The International Panel on Biodiversity and Ecosystems Services has been meeting in Paris over this last week to finalise the report that has been 3 years in the making that maps change over the last 50 years. It represents the most comprehensive statement on the condition of the natural global environment to date.
Its message is stark: globally, wildlife has plummeted by 60% since 1970 and that one million species face extinction, some within a very few years. If this does happen, as it will if we continue with business as usual, our livelihoods, economy, food supply, health and wellbeing will all be adversely affected..
Introducing the report IPBES chair, Sir Robert Watson of the UK Tyndall Centre, University of East Anglia said that it presented an ominous picture, “The health of natural stems on which we and all other species depend is deteriorating more rapidly than ever.”
Dipping into the numbers, the report shows that the abundance of land based species globally has fallen by 20% over the last 100 years. 40% of amphibia, a third of corals and marine mammals are threatened. In the last 500 years we have exterminated at least 680 vertebrate species. Three quarters of the Earth’s land area has been significantly altered by human activity, one third of land is already used to produce human food so pushing out nature. And still we plan to expand.
We can not keep this up and hope to survive. This network of plant and animal life represents our life support system. We as the human species are deeply integrated into the web of life no matter what our inflated egos may try to tell us.
The most chilling statistics come from a review of the domesticated species that we rely on for food. 9% of species that we have used for food and agriculture had become extinct by 2016. 1000 more breeds and varieties are threatened.
Our obsession with economic growth has led us to destroy the foundations of our food supply. Clearing forests to raise cash crops to increase corporate wealth is threatening global freshwater supply. Turning agriculture in to an intensive factory system of production for profit is destroying the soil essential for the growth of plants, be they traditional crops or the very latest offering from the private GM labs.

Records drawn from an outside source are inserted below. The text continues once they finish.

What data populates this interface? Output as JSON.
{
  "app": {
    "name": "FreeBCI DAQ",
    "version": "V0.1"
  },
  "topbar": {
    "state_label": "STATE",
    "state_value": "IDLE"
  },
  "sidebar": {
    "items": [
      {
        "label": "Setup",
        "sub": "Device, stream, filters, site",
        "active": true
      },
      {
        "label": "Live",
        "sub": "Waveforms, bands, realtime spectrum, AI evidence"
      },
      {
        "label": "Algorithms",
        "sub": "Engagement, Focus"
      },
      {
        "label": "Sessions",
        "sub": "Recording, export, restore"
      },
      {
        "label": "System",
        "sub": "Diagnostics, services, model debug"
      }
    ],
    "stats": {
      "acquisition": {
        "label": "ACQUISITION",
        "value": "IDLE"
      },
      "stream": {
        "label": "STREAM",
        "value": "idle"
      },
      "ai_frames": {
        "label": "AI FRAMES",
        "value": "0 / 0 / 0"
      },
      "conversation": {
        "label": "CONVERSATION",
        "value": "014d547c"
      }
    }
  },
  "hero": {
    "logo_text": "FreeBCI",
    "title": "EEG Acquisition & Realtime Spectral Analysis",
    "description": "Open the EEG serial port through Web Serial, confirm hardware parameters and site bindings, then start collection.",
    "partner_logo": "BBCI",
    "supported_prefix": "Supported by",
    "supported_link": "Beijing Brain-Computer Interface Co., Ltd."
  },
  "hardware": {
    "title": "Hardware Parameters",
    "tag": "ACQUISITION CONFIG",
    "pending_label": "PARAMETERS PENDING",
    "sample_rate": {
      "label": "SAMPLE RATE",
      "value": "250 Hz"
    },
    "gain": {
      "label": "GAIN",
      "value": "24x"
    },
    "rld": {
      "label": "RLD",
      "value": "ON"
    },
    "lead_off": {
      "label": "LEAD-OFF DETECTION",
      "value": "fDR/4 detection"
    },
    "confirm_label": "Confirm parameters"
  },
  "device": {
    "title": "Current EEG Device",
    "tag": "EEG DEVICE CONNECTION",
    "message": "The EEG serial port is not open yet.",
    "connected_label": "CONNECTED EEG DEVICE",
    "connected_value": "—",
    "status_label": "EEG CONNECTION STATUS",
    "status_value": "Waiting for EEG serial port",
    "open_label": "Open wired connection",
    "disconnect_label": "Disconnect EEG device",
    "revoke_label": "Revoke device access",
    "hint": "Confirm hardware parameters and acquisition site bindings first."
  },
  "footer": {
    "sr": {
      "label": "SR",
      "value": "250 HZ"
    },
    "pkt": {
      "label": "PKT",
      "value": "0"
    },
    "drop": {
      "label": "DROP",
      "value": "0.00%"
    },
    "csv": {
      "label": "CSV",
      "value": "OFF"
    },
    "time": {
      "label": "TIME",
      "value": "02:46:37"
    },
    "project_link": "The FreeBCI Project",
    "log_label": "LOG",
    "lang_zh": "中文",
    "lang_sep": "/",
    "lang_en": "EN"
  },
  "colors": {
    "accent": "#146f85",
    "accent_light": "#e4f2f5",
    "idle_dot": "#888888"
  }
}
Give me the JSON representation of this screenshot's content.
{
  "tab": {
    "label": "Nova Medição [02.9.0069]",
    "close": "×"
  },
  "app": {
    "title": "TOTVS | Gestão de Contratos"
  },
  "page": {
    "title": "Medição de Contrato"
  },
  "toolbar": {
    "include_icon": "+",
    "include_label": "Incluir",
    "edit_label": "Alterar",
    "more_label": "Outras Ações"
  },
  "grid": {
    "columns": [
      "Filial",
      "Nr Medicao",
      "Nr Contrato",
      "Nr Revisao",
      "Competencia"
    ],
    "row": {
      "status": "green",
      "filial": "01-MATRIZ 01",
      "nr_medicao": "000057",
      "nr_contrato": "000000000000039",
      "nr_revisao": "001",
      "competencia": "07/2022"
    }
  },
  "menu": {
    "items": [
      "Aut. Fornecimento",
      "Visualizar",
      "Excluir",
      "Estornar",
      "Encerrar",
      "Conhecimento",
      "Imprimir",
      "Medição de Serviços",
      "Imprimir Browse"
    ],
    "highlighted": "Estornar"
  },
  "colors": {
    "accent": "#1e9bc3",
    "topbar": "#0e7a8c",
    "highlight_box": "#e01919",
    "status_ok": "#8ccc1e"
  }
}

There are solutions, as there are solutions to climate change and pollution. Solution will require change, what the report calls ‘transformative changes across economic, social, political and technological factors.’ In other words a root and branch change in the way we do things. Change in our economy, our politics, our attitude to the Earth and in our technology. But Sir Robert Watson recognises that these changes will meet with opposition. ‘…by its very nature, transformative change can expect opposition from those with interests vested in the status quo.’ An understatement at the very least.
Such radical change needs political change. Protests by young people at their schools across the world, by Extinction Rebellion and many others globally are raising the pressure on governments.
Speaking to the BBC about the need to bring about change Ecologist Dr Rinku Roy Chowdhury, from Clark University, Massachusetts said: “So how do you that? Through individual behaviour, through the polling booth.”
Greens across the world offer a political route to change that allows everyone to build a sustainable and fulfilling life that also allows nature to recover and flourish. It means confronting some powerful vested interests who profit from the status quo. Unless we successfully do this, the majority of us now and in the future will lead impoverished lives on an impoverished planet whose natural capital has been squandered.